Físicamente papá sufría poco, los calmantes lo mantenían controlado. Pero psíquicamente su dolor no tenía parangón. Y yo lo entendía y sufría con él y por él.
Un hombre que siempre había sido activo, aún en su octava década de vida, a punto de ser derrotado por un cáncer.
Un hijo al que siempre había protegido del dolor, a punto de experimentar uno de los máximos dolores que puede enfrentar un ser humano y contra el que no valdría protección alguna.
No había funcionado ningún tratamiento y su cuadro parecía empeorar semana a semana. En poco tiempo se convirtió en un frágil bebé, que usaba pañales y al que debía dársele de comer en la boca.
Qué triste que es ver a un ídolo caído a la vera de su pedestal.
Recuerdo que durante ese período yo casi no podía dormir de noche, la imagen de papá muriendo no me abandonaba y pasaba las horas sumido en una profunda desazón.

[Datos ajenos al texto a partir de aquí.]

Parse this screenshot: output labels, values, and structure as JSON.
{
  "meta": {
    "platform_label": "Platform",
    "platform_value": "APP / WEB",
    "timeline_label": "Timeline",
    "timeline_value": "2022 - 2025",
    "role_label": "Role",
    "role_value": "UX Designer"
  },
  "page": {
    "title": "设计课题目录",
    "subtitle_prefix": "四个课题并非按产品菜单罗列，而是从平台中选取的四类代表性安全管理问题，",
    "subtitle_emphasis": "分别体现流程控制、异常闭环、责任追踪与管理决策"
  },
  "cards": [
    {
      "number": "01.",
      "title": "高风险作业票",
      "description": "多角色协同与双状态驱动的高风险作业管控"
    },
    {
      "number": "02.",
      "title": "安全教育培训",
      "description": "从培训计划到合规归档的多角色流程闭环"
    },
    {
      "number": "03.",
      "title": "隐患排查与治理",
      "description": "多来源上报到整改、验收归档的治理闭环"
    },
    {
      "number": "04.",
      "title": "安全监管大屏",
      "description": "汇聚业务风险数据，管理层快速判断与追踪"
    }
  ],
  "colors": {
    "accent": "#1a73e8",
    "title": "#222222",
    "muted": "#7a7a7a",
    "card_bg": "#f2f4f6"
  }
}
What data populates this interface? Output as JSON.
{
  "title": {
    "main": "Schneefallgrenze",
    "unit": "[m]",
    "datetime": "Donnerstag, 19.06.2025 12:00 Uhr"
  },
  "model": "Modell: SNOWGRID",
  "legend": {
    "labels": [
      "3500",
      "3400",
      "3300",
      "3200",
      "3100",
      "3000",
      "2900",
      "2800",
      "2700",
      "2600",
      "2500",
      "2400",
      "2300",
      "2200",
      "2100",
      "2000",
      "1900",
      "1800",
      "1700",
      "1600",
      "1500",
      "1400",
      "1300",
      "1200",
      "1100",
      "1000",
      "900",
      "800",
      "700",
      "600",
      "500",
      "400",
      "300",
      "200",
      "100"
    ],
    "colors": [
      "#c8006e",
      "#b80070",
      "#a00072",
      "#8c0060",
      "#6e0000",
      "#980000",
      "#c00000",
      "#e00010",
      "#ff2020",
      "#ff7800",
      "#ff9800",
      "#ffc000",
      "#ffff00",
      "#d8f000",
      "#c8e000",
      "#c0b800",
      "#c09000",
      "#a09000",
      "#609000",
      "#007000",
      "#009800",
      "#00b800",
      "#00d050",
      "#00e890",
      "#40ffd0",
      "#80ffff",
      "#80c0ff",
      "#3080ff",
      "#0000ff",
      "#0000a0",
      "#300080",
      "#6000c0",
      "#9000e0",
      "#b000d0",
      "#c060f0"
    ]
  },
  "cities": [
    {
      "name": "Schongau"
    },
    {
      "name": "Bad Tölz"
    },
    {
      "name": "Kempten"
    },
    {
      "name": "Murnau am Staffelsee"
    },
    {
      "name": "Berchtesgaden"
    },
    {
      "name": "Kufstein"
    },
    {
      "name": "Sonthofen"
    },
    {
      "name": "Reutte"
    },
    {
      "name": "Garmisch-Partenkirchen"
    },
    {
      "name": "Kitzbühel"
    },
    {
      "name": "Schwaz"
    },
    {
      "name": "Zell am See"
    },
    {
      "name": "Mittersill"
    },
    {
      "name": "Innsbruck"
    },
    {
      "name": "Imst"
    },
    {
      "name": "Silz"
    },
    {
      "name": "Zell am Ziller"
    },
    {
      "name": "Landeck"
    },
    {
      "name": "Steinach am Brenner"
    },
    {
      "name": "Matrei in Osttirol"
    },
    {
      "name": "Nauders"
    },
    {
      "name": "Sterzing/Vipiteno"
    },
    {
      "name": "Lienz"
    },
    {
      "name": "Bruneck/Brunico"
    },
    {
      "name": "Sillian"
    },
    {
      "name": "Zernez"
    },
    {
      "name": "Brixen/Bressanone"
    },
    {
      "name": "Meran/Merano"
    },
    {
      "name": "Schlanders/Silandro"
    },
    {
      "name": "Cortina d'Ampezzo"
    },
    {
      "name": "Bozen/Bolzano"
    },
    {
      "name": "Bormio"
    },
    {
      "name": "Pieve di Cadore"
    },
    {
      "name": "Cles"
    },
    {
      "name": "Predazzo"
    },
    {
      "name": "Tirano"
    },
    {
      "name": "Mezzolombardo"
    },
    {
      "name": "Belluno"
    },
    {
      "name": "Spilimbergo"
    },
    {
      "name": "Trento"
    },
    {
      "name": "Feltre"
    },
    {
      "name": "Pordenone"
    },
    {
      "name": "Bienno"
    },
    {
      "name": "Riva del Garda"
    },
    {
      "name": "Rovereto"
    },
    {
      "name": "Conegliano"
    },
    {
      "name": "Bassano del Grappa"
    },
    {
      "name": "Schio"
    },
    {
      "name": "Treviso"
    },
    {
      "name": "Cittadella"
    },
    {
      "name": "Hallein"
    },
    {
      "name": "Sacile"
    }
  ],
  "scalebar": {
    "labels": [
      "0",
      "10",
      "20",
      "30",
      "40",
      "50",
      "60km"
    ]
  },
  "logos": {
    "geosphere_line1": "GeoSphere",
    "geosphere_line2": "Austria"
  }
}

No podía creer que iba a haber un día, pronto, en el que ya no iba a estar más, al menos físicamente. Nunca más, eso era lo más angustiante. Su muerte próxima me estaba ayudando a poner mi propia vida en perspectiva, mis limitaciones, mi finitud, mi frágil humanidad. Nada de lo que parecía importante en realidad lo era, ante la muerte todo cesa, es el único imposible de nuestra existencia.